As costas do Egypto. — Os historiadores antigos e modernos. — O Nilo. — A politica Ingleza e a liberdade de commercio. — Um grande homem. — O algodão egypcio. — Um gentleman original. — Chegada a Port Said. — Os cafés-concertos. — O imperio da roleta. — Os habitantes de Port Said. — Entrada do «Ava» no canal.
 


EM frente as bocas do Nilo, na distancia de sete kilometros da costa, o Ava começou a sulcar as aguas barrentas do rio, que em impetuosas correntes derramavão-se no Mediterraneo.

A vista da costa egypcia nos despertou mil recordações sobre a historia da antiga terra dos Pharáos, cujos monumentos ostentão com o máximo brilho os feitos das gerações passadas.

É para lastimarmos a pouca luz da historia do primitivo Egypto; sómente as taboas chronologicas servem ao archeologo e ao historiador para verificar os factos mencionados pelos antigos escriptores; os quaes, não obstante suas altas qualidades como homens de lettras, desafogavão muitas vezes, os sentimentos que nutrião, narrando infielmente os feitos dos seus inimigos ou usurpando para seus amigos as glorias conquistadas por outrem.

A vida política e social nos antigos tempos, não era sem duvida isenta das pequeninas miserias que, ainda em nossos dias, tanto affligeam os historiadores e os criticos; sempre faceis, em expôr os seus adversários n’um immortal pelourinho de infamia, e em exalçar os simples feitos dos seus protectores e amigos, sacrificando assim, ao seu epicurismo, a dignidade propria e a verdade da historia.

Porém deixemos de fallar das mazellas de alguns dos nossos escriptores contemporâneos, que a cada momento se deixão surprehender e retratar ao vivo nos seus escriptos, para descrevermos este solo que foi o imperio dos deoses semi-deoses e heróes.

Amrou o primeiro conquistador arabe do Egypto assim o pintava ao califa Omar:

«Imaginai um arido deserto e uma magnifica campina entre duas montanhas: uma, tendo a forma de uma collina de areias, e a outra, a do ventre de um cavallo hectico ou do dorso de um camello. Eis o Egypto.»

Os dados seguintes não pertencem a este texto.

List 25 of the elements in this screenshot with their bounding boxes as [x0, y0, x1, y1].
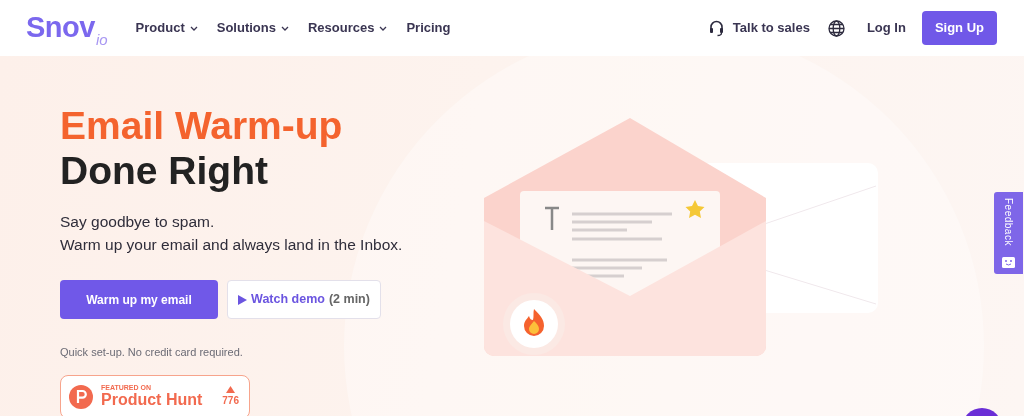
talk-to-sales-link[interactable]: Talk to sales [708, 18, 810, 38]
headset-icon [708, 19, 724, 37]
feedback-label: Feedback [1002, 198, 1015, 246]
upvote-triangle-icon [226, 385, 236, 393]
nav-link[interactable]: Resources [307, 18, 388, 38]
login-link[interactable]: Log In [866, 18, 906, 38]
logo-wordmark[interactable]: Snov [26, 6, 95, 50]
nav-link[interactable]: Solutions [216, 18, 289, 38]
smiley-icon [1002, 257, 1015, 268]
hero-subtitle: Warm up your email and always land in the Inbox. [60, 234, 404, 255]
signup-button[interactable]: Sign Up [921, 11, 997, 45]
play-icon [238, 294, 248, 305]
nav-link[interactable]: Product [135, 18, 198, 38]
feedback-tab[interactable]: Feedback [994, 192, 1023, 274]
hero-title: Email Warm-up [60, 104, 344, 149]
product-hunt-logo-icon [69, 384, 93, 409]
hero-subtitle: Say goodbye to spam. [60, 211, 216, 232]
watch-demo-button[interactable]: Watch demo (2 min) [227, 280, 381, 320]
product-hunt-name: Product Hunt [101, 391, 203, 409]
signup-note: Quick set-up. No credit card required. [60, 345, 244, 361]
upvote-count: 776 [222, 393, 239, 408]
globe-icon[interactable] [827, 19, 845, 37]
hero-title: Done Right [60, 148, 269, 194]
warm-up-button[interactable]: Warm up my email [60, 280, 218, 320]
nav-link[interactable]: Pricing [406, 18, 451, 38]
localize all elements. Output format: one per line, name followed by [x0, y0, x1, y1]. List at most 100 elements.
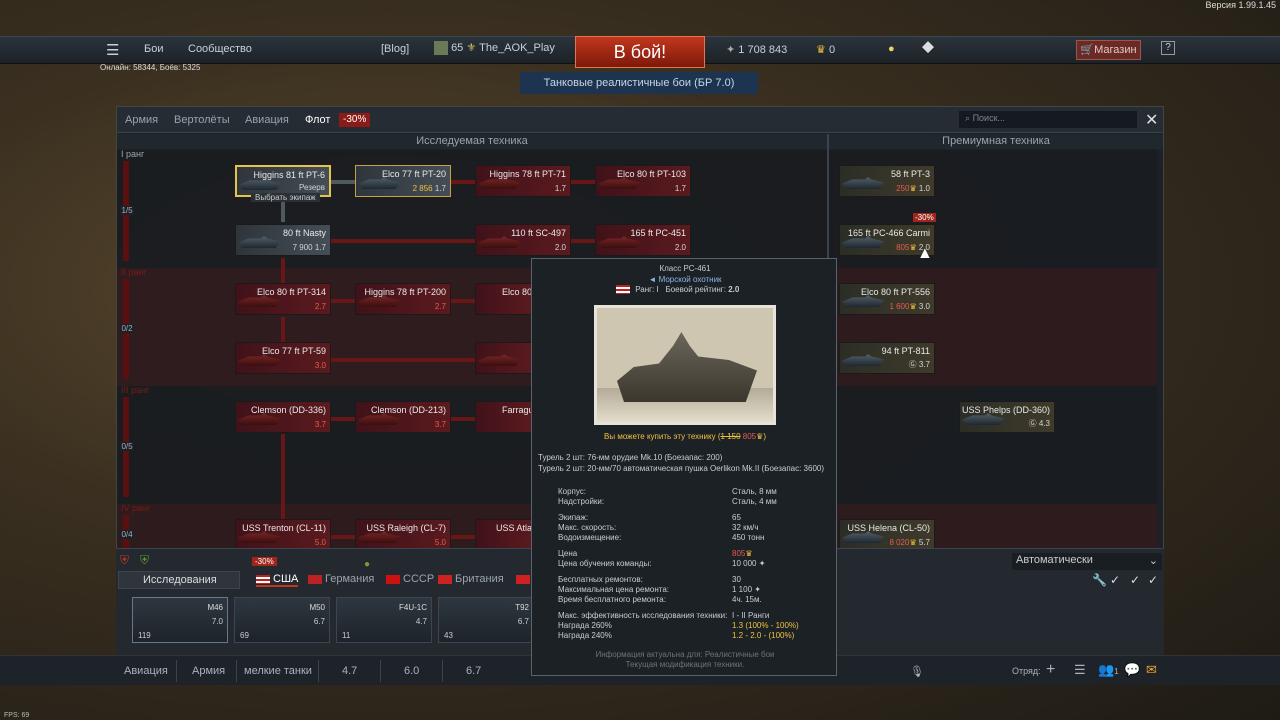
- wrench-icon[interactable]: 🔧: [1092, 573, 1107, 587]
- vehicle-card-higgins-78-pt71[interactable]: Higgins 78 ft PT-71 1.7: [475, 165, 571, 197]
- research-button[interactable]: Исследования: [118, 571, 240, 589]
- vehicle-card-clemson-336[interactable]: Clemson (DD-336) 3.7: [235, 401, 331, 433]
- status-br-2[interactable]: 6.0: [404, 665, 419, 677]
- vehicle-card-elco-80-pt103[interactable]: Elco 80 ft PT-103 1.7: [595, 165, 691, 197]
- add-icon[interactable]: +: [1046, 661, 1055, 679]
- contacts-icon[interactable]: 👥1: [1098, 662, 1119, 678]
- crew-slot[interactable]: F4U-1C 4.7 11: [336, 597, 432, 643]
- status-aviation[interactable]: Авиация: [124, 665, 168, 677]
- tab-army[interactable]: Армия: [125, 114, 158, 126]
- nation-tab-germany[interactable]: Германия: [308, 573, 374, 585]
- close-icon[interactable]: ✕: [1145, 110, 1158, 130]
- tree-arrow: [451, 417, 475, 421]
- version-label: Версия 1.99.1.45: [1205, 0, 1276, 10]
- rank-progress-3: 0/5: [120, 442, 134, 451]
- slot-vehicle-name: M50: [309, 603, 325, 612]
- status-br-1[interactable]: 4.7: [342, 665, 357, 677]
- tree-arrow: [281, 317, 285, 343]
- crew-slot[interactable]: M50 6.7 69: [234, 597, 330, 643]
- vehicle-card-partial[interactable]: [475, 342, 533, 374]
- vehicle-card-higgins-78-pt200[interactable]: Higgins 78 ft PT-200 2.7: [355, 283, 451, 315]
- vehicle-card-sc-497[interactable]: 110 ft SC-497 2.0: [475, 224, 571, 256]
- vehicle-name: Elco 80 ft PT-103: [616, 169, 686, 179]
- vehicle-name: Higgins 78 ft PT-200: [364, 287, 446, 297]
- nation-tab-britain[interactable]: Британия: [438, 573, 504, 585]
- to-battle-button[interactable]: В бой!: [575, 36, 705, 68]
- divider: [380, 660, 381, 682]
- help-button[interactable]: ?: [1161, 41, 1175, 55]
- squadron-icon[interactable]: [922, 41, 934, 54]
- vehicle-card-pc-451[interactable]: 165 ft PC-451 2.0: [595, 224, 691, 256]
- stat-key: Бесплатных ремонтов:: [558, 575, 643, 584]
- vehicle-card-80ft-nasty[interactable]: 80 ft Nasty 7 900 1.7: [235, 224, 331, 256]
- status-light-tanks[interactable]: мелкие танки: [244, 665, 312, 677]
- microphone-icon[interactable]: 🎙: [910, 665, 924, 678]
- crew-slot[interactable]: M46 7.0 119: [132, 597, 228, 643]
- shield-icon[interactable]: ⛨: [140, 553, 149, 568]
- vehicle-card-uss-trenton[interactable]: USS Trenton (CL-11) 5.0: [235, 519, 331, 551]
- checkmark-icon[interactable]: ✓: [1130, 573, 1140, 587]
- stat-key: Время бесплатного ремонта:: [558, 595, 666, 604]
- select-crew-button[interactable]: Выбрать экипаж: [251, 193, 320, 202]
- vehicle-card-elco-80-pt314[interactable]: Elco 80 ft PT-314 2.7: [235, 283, 331, 315]
- lightbulb-icon[interactable]: ●: [888, 43, 895, 55]
- community-menu[interactable]: Сообщество: [188, 43, 252, 55]
- battle-rating: 4.3: [1038, 419, 1050, 428]
- nation-tab-ussr[interactable]: СССР: [386, 573, 434, 585]
- vehicle-card-farragut[interactable]: Farragut: [475, 401, 533, 433]
- shop-button[interactable]: 🛒Магазин: [1076, 40, 1141, 60]
- profile[interactable]: 65 ⚜ The_AOK_Play: [434, 41, 555, 56]
- vehicle-card-clemson-213[interactable]: Clemson (DD-213) 3.7: [355, 401, 451, 433]
- search-input[interactable]: ⌕ Поиск...: [959, 111, 1137, 128]
- vehicle-name: 165 ft PC-466 Carmi: [847, 228, 930, 238]
- vehicle-name: Elco 80 ft PT-556: [860, 287, 930, 297]
- tree-arrow: [331, 299, 355, 303]
- battle-rating: 2.7: [314, 302, 326, 311]
- golden-eagles[interactable]: ♛ 0: [816, 43, 835, 56]
- tab-fleet[interactable]: Флот: [305, 114, 330, 126]
- tooltip-new-price: 805: [742, 432, 757, 441]
- price: 1 600: [889, 302, 910, 311]
- stat-key: Экипаж:: [558, 513, 589, 522]
- tab-helicopters[interactable]: Вертолёты: [174, 114, 230, 126]
- vehicle-card-elco-77-pt59[interactable]: Elco 77 ft PT-59 3.0: [235, 342, 331, 374]
- eagle-icon: ♛: [745, 549, 753, 558]
- premium-card-pt811[interactable]: 94 ft PT-811 Ⓖ 3.7: [839, 342, 935, 374]
- blog-link[interactable]: [Blog]: [381, 43, 409, 55]
- hamburger-icon[interactable]: ☰: [106, 41, 119, 59]
- status-br-3[interactable]: 6.7: [466, 665, 481, 677]
- vehicle-card-elco-77-pt20[interactable]: Elco 77 ft PT-20 2 856 1.7: [355, 165, 451, 197]
- premium-card-pt3[interactable]: 58 ft PT-3 250♛ 1.0: [839, 165, 935, 197]
- vehicle-card-elco-80-partial[interactable]: Elco 80: [475, 283, 533, 315]
- shield-icon[interactable]: ⛨: [120, 553, 129, 568]
- nation-tab-usa[interactable]: США: [256, 573, 299, 587]
- premium-card-uss-phelps[interactable]: USS Phelps (DD-360) Ⓖ 4.3: [959, 401, 1055, 433]
- chat-icon[interactable]: 💬: [1124, 662, 1140, 678]
- premium-card-pt556[interactable]: Elco 80 ft PT-556 1 600♛ 3.0: [839, 283, 935, 315]
- tab-aviation[interactable]: Авиация: [245, 114, 289, 126]
- tooltip-old-price: 1 150: [720, 432, 741, 441]
- vehicle-card-uss-atlanta[interactable]: USS Atlan: [475, 519, 533, 551]
- mail-icon[interactable]: ✉: [1146, 662, 1157, 678]
- slot-br: 6.7: [517, 617, 529, 626]
- list-icon[interactable]: ☰: [1074, 662, 1086, 678]
- flag-britain-icon: [438, 574, 452, 584]
- premium-card-uss-helena[interactable]: USS Helena (CL-50) 8 020♛ 5.7: [839, 519, 935, 551]
- auto-dropdown[interactable]: Автоматически ⌄: [1012, 553, 1162, 570]
- tooltip-buy-text: Вы можете купить эту технику: [604, 432, 716, 441]
- battles-menu[interactable]: Бои: [144, 43, 163, 55]
- search-icon: ⌕: [965, 113, 971, 123]
- game-mode-selector[interactable]: Танковые реалистичные бои (БР 7.0): [520, 72, 758, 94]
- checkmark-icon[interactable]: ✓: [1110, 573, 1120, 587]
- checkmark-icon[interactable]: ✓: [1148, 573, 1158, 587]
- battle-rating: 1.7: [314, 243, 326, 252]
- eagle-icon: ♛: [816, 44, 826, 56]
- vehicle-card-uss-raleigh[interactable]: USS Raleigh (CL-7) 5.0: [355, 519, 451, 551]
- battle-rating: 5.0: [314, 538, 326, 547]
- vehicle-name: Elco 80: [502, 287, 533, 297]
- silver-lions[interactable]: ✦ 1 708 843: [726, 43, 787, 56]
- vehicle-name: Elco 77 ft PT-59: [261, 346, 326, 356]
- vehicle-name: Elco 80 ft PT-314: [256, 287, 326, 297]
- crew-slot[interactable]: T92 6.7 43: [438, 597, 534, 643]
- status-army[interactable]: Армия: [192, 665, 225, 677]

Estas poucas palavras dão uma perfeita idéa do solo egypcio.

É no meio deste valle que corre com magestade o rei dos rios africanos, rico quando em certa epocha do anno recebe o tributo dos subditos, para com liberalidade fertilisar o arenoso solo Egypcio.

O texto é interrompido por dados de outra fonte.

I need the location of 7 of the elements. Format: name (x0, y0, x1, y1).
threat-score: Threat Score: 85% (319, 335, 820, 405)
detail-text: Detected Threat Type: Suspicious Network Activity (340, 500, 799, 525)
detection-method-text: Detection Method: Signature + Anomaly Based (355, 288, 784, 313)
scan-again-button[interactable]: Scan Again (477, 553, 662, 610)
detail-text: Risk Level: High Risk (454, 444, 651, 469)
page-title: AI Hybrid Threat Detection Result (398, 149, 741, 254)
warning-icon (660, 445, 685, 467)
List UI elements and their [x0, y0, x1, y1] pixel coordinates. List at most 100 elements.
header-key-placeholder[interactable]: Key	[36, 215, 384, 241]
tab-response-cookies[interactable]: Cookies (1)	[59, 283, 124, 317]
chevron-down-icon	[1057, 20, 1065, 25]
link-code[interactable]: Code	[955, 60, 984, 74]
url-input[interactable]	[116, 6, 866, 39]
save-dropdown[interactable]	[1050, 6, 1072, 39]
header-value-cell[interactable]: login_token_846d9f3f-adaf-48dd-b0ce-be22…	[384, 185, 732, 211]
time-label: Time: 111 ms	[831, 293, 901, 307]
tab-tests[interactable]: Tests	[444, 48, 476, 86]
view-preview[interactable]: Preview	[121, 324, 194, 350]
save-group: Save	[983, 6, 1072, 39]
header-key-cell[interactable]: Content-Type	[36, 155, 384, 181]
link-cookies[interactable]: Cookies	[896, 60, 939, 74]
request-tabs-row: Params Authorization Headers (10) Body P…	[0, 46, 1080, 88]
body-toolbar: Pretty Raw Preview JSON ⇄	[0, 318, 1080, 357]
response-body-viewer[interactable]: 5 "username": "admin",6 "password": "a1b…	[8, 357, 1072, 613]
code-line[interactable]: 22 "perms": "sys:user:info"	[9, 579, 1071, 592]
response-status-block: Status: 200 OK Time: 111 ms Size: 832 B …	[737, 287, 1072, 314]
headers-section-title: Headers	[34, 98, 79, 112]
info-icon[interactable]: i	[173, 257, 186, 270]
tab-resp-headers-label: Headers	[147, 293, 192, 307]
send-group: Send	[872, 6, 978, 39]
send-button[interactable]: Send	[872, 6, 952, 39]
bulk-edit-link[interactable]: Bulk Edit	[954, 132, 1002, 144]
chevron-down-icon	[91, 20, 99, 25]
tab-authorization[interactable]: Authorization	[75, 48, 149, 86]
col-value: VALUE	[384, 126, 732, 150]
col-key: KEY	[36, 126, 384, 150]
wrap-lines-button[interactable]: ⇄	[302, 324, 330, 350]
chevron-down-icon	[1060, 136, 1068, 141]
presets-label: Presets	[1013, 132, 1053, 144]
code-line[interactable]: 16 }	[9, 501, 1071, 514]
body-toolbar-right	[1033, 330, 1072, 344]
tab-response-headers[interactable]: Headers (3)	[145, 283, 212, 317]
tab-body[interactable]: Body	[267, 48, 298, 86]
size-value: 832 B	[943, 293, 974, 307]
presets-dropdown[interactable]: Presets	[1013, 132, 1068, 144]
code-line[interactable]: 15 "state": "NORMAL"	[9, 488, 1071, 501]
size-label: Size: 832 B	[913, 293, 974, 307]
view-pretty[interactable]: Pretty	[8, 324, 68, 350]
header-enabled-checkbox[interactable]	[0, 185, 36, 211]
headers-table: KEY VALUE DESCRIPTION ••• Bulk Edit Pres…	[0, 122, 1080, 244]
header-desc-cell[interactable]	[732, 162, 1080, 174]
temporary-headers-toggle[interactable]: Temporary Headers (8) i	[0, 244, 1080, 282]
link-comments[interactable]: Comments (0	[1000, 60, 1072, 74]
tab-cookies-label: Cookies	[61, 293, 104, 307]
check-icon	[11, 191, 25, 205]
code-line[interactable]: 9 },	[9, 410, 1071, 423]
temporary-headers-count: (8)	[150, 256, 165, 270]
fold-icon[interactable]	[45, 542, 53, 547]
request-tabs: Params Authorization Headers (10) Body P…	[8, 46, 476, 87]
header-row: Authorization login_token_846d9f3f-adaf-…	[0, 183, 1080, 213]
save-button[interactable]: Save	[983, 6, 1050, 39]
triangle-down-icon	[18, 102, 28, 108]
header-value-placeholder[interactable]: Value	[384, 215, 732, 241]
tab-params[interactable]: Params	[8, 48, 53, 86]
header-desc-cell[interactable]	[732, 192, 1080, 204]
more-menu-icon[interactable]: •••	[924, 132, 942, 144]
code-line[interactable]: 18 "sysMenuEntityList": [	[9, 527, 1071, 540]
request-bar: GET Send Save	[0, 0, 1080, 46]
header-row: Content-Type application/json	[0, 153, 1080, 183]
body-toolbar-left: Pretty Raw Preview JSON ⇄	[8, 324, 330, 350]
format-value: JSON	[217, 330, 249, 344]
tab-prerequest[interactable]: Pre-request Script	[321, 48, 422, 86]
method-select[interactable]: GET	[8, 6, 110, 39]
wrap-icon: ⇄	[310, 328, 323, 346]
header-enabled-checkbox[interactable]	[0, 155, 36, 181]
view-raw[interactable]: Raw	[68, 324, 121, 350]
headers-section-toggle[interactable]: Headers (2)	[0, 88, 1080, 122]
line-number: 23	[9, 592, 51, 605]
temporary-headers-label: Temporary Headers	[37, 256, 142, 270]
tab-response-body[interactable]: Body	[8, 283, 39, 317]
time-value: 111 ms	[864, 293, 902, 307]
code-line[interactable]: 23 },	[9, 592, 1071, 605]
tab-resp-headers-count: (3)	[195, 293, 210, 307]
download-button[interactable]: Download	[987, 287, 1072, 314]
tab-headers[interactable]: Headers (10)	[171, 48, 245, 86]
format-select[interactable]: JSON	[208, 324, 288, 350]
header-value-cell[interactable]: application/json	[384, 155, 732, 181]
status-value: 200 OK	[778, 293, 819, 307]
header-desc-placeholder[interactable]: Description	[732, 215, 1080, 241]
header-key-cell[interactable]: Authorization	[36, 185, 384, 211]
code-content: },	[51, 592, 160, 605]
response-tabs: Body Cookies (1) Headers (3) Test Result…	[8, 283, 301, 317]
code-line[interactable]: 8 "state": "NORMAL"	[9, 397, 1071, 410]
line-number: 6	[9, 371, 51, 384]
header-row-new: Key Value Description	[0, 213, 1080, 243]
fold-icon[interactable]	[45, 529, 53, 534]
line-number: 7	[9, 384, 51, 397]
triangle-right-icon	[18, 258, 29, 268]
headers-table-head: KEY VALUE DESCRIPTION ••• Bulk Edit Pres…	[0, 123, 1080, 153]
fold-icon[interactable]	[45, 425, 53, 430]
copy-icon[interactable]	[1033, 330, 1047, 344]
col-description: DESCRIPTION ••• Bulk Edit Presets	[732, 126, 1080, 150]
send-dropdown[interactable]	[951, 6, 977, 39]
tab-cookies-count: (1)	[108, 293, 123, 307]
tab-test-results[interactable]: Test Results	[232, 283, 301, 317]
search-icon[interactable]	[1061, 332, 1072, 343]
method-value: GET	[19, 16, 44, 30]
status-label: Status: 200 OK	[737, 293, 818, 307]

Herodoto diz que este paiz é um producto do Nilo; e, na verdade, seria um dos mais estereis e inhabitaveis do Globo se a superficie de grande parte do seu solo, não fosse coberta pelo limo fertilisador d’este rio. Então, esta vasta planicie de areia cobre-se com luxuriante vegetação, e tornada de prodigiosa fecundidade, permitte tres colheitas até nova volta das aguas.

Todos os recursos possíveis são empregados pelos naturaes, para augmentar a area innundada, e, para isso, importantes trabalhos forão executados, de modo que as aldeias e cidades ficão em secco, durante a innundação, e se communicão por pequeninos e mui ligeiros bateis, tão numerosos como as folhas das palmeiras.

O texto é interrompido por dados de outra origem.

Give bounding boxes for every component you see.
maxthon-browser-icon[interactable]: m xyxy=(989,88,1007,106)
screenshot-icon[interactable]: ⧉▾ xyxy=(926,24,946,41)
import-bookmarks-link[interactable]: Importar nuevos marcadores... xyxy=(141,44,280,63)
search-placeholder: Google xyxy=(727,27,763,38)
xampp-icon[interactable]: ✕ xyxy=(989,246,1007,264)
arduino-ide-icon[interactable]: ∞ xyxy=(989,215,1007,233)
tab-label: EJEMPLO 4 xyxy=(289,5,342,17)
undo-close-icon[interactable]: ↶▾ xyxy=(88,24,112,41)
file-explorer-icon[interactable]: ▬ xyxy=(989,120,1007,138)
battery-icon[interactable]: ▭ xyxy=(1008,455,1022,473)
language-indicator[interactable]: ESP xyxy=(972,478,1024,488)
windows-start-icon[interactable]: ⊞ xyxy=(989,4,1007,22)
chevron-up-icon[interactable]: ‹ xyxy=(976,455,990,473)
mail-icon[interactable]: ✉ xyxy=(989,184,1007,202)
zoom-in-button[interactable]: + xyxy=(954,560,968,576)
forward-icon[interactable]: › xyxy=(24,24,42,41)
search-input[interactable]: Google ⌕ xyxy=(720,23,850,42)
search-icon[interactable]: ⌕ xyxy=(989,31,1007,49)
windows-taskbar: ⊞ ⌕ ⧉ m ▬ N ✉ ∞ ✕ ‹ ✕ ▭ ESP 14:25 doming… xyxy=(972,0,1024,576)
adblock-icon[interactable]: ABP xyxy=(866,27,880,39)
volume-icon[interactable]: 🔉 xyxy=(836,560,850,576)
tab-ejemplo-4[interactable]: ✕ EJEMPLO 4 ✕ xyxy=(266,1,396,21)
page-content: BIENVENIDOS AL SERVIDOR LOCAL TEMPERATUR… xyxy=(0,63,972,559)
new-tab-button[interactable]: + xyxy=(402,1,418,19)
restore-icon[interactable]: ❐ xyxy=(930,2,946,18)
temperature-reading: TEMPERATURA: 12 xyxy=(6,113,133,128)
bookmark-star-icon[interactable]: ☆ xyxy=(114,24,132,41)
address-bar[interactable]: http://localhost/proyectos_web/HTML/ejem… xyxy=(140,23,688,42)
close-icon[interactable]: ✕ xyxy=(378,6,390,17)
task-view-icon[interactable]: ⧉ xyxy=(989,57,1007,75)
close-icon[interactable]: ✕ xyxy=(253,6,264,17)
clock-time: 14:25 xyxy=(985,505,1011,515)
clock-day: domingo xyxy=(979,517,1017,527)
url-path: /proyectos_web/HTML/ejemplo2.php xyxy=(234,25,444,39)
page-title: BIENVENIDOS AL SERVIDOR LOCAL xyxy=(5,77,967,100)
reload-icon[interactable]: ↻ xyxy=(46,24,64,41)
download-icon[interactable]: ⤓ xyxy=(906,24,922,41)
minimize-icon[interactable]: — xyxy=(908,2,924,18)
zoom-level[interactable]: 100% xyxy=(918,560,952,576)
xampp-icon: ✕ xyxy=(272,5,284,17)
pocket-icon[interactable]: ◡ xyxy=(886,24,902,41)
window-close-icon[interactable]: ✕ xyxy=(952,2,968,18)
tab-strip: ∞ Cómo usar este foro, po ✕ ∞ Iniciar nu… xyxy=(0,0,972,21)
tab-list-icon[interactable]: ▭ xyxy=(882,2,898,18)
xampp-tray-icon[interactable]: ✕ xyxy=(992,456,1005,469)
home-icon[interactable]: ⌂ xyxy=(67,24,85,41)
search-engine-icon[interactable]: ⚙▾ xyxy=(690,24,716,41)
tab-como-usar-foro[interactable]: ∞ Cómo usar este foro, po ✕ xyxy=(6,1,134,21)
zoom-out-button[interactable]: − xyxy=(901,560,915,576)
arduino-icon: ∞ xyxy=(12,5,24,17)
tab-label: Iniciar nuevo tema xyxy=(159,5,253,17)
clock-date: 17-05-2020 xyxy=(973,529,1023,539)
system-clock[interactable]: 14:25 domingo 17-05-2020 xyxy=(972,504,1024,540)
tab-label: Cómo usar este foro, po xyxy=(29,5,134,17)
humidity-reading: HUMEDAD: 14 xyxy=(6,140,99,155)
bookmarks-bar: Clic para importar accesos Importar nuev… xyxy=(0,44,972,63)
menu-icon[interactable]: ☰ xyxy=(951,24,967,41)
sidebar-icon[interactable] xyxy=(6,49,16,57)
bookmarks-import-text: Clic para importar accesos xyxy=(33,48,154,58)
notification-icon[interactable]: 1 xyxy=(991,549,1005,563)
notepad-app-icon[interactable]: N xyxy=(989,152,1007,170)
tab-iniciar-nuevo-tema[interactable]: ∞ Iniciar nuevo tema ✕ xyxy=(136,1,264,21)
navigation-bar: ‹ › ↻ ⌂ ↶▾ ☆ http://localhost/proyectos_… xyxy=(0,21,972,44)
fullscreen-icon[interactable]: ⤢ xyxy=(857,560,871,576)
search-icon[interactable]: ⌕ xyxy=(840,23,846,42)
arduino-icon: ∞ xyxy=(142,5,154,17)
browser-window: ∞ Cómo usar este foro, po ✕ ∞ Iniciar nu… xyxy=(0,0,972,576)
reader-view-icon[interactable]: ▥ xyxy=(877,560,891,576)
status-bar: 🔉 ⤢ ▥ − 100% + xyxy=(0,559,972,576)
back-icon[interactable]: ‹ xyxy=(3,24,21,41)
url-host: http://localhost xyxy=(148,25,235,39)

Chegada certa épocha, as aguas se retirão progressivamente, e os habitantes, sem perda de tempo, abrem sem profundar as entranhas da terra, lanção as sementes, e esperão que o benefico orvalho, supprindo as chuvas, conserve o succo nutritivo de que o solo está embebido.

Parecia-nos que n'este paiz, onde á mais abundante colheita succede de subito a esterilidade, a importância da sua lavoura seria fraco elemento para sua riqueza, entretanto, o trigo, o algodão e o fumo, produzidos pelo solo egypcio, são afamados e muito procurados em todos os mercados do mundo.

Para o poeta, o aspecto d'este paiz desperta, ora, férvido enthusiasmo, quando sob o seo bello céo elle contempla estes vastos campos cultivados, verdadeiras anamorphoses, representando deslumbrantes e variados quadros; outras vezes, á vista dos areiaes movediços pelos ventos do deserto [1], de um céo turvado, e de um sol violaceo, as ideias faltão-lhe ao cerebro, o coração se lhe annuvia de tristeza: — todos os corpos animados entrão em estado febril e doentio.

Os pulmões se contrahem n'esta atmosphera de fogo, a respiração é laboriosa, a vida torna-se intolerável.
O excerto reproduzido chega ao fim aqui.